The comments were the latest in a series of unusually upbeat assessments by Greek and European officials of progress in talks towards up to €86 billion in fresh loans to stave off the country’s financial ruin and economic collapse.

“We are in the final stretch,” Tsipras said.

“Despite the difficulties we are facing we hope this agreement can end uncertainty on the future of Greece.”

An accord must be settled – or a bridge loan agreed – by August 20, when a €3.5 billion debt payment to the European Central Bank falls due.

Both sides have said such a deal is possible, although the European Commission described the target as ambitious, suggesting much remains to be done.

Discussions between Greece and representatives from the International Monetary Fund, European Central Bank, European Commission and the eurozone’s bailout fund, the European Stability Mechanism, started in the last week of July.

Tsipras, who was visiting the agriculture ministry, said the process should also potentially include the European Parliament, indirectly alluding to past complaints over the legitimacy of demands from lenders.

“It should at some point be under the control and monitoring of the European Parliament, a democratic institution which has accountability,” Tsipras said.

Over the next two weeks Greece must conclude the bailout, or at least secure a bridge loan such as the one last month to cover its immediate financing needs. Greek officials say the country wants a full bailout immediately rather than a bridge loan.

Despite the difficulties we are facing we hope this agreement can end uncertainty on the future of Greece

“We will not accept new prior actions (reform conditions in place) in order to have a small bridge loan,” said Nikos Filis, parliamentary spokesman for Tsipras’s Syriza Party.

“We want one final deal to be signed and then we will see what is needed to have a disbursement of 25 billion euros as the first instalment.”

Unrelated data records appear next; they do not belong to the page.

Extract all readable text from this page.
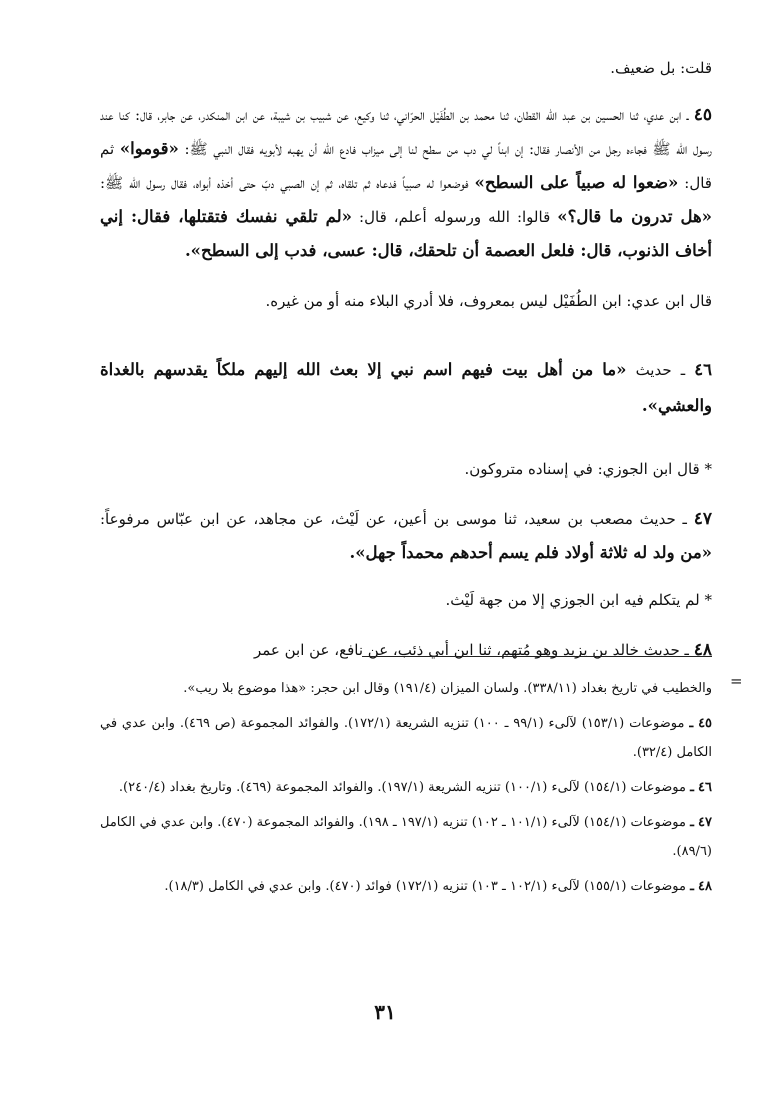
قلت: بل ضعيف.

٤٥ ـ ابن عدي، ثنا الحسين بن عبد الله القطان، ثنا محمد بن الطُفَيْل الحرّاني، ثنا وكيع، عن شبيب بن شيبة، عن ابن المنكدر، عن جابر، قال: كنا عند رسول الله ﷺ فجاءه رجل من الأنصار فقال: إن ابناً لي دب من سطح لنا إلى ميزاب فادع الله أن يهبه لأبويه فقال النبي ﷺ: «قوموا» ثم قال: «ضعوا له صبياً على السطح» فوضعوا له صبياً فدعاه ثم تلقاه، ثم إن الصبي دبّ حتى أخذه أبواه، فقال رسول الله ﷺ: «هل تدرون ما قال؟» قالوا: الله ورسوله أعلم، قال: «لم تلقي نفسك فتقتلها، فقال: إني أخاف الذنوب، قال: فلعل العصمة أن تلحقك، قال: عسى، فدب إلى السطح».

قال ابن عدي: ابن الطُفَيْل ليس بمعروف، فلا أدري البلاء منه أو من غيره.

٤٦ ـ حديث «ما من أهل بيت فيهم اسم نبي إلا بعث الله إليهم ملكاً يقدسهم بالغداة والعشي».

* قال ابن الجوزي: في إسناده متروكون.

٤٧ ـ حديث مصعب بن سعيد، ثنا موسى بن أعين، عن لَيْث، عن مجاهد، عن ابن عبّاس مرفوعاً: «من ولد له ثلاثة أولاد فلم يسم أحدهم محمداً جهل».

* لم يتكلم فيه ابن الجوزي إلا من جهة لَيْث.

٤٨ ـ حديث خالد بن يزيد وهو مُتهم، ثنا ابن أبي ذئب، عن نافع، عن ابن عمر

=

والخطيب في تاريخ بغداد (٣٣٨/١١). ولسان الميزان (١٩١/٤) وقال ابن حجر: «هذا موضوع بلا ريب».

٤٥ ـ موضوعات (١٥٣/١) لآلىء (٩٩/١ ـ ١٠٠) تنزيه الشريعة (١٧٢/١). والفوائد المجموعة (ص ٤٦٩). وابن عدي في الكامل (٣٢/٤).

٤٦ ـ موضوعات (١٥٤/١) لآلىء (١٠٠/١) تنزيه الشريعة (١٩٧/١). والفوائد المجموعة (٤٦٩). وتاريخ بغداد (٢٤٠/٤).

٤٧ ـ موضوعات (١٥٤/١) لآلىء (١٠١/١ ـ ١٠٢) تنزيه (١٩٧/١ ـ ١٩٨). والفوائد المجموعة (٤٧٠). وابن عدي في الكامل (٨٩/٦).

٤٨ ـ موضوعات (١٥٥/١) لآلىء (١٠٢/١ ـ ١٠٣) تنزيه (١٧٢/١) فوائد (٤٧٠). وابن عدي في الكامل (١٨/٣).

٣١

Agreements have already been reached on pensions, including only changing conditions for those eligible after last June.

Talks on privatisations have been held up over what Finance Minister Euclid Tsakalotos says is a minor issue, essentially over whether a new or existing agency should deal with tenders already agreed.

On one of the trickier questions, that of bank recapitalisation, Tsakalotos said yesterday that Greece and its international lenders both wanted it agreed before year-end, a move that would avoid new rules forcing large depositors to pay for some of it.

The European Union estimates that the Greek banking sector will need anything from 10 billion euros to 25 billion euros, but the exact amount needed would depend on the results of stress tests and asset-quality reviews.

The poor financing of Greek banks and the prospect of recapitalisation, which would hurt existing shareholders, have sent the stock market’s bank index tumbling 63 percent in the three sessions since Monday’s open.

Greek media has reported that up to 10 billion euros of a first tranche of bailout aid - assuming one is agreed - could be channelled to the banks.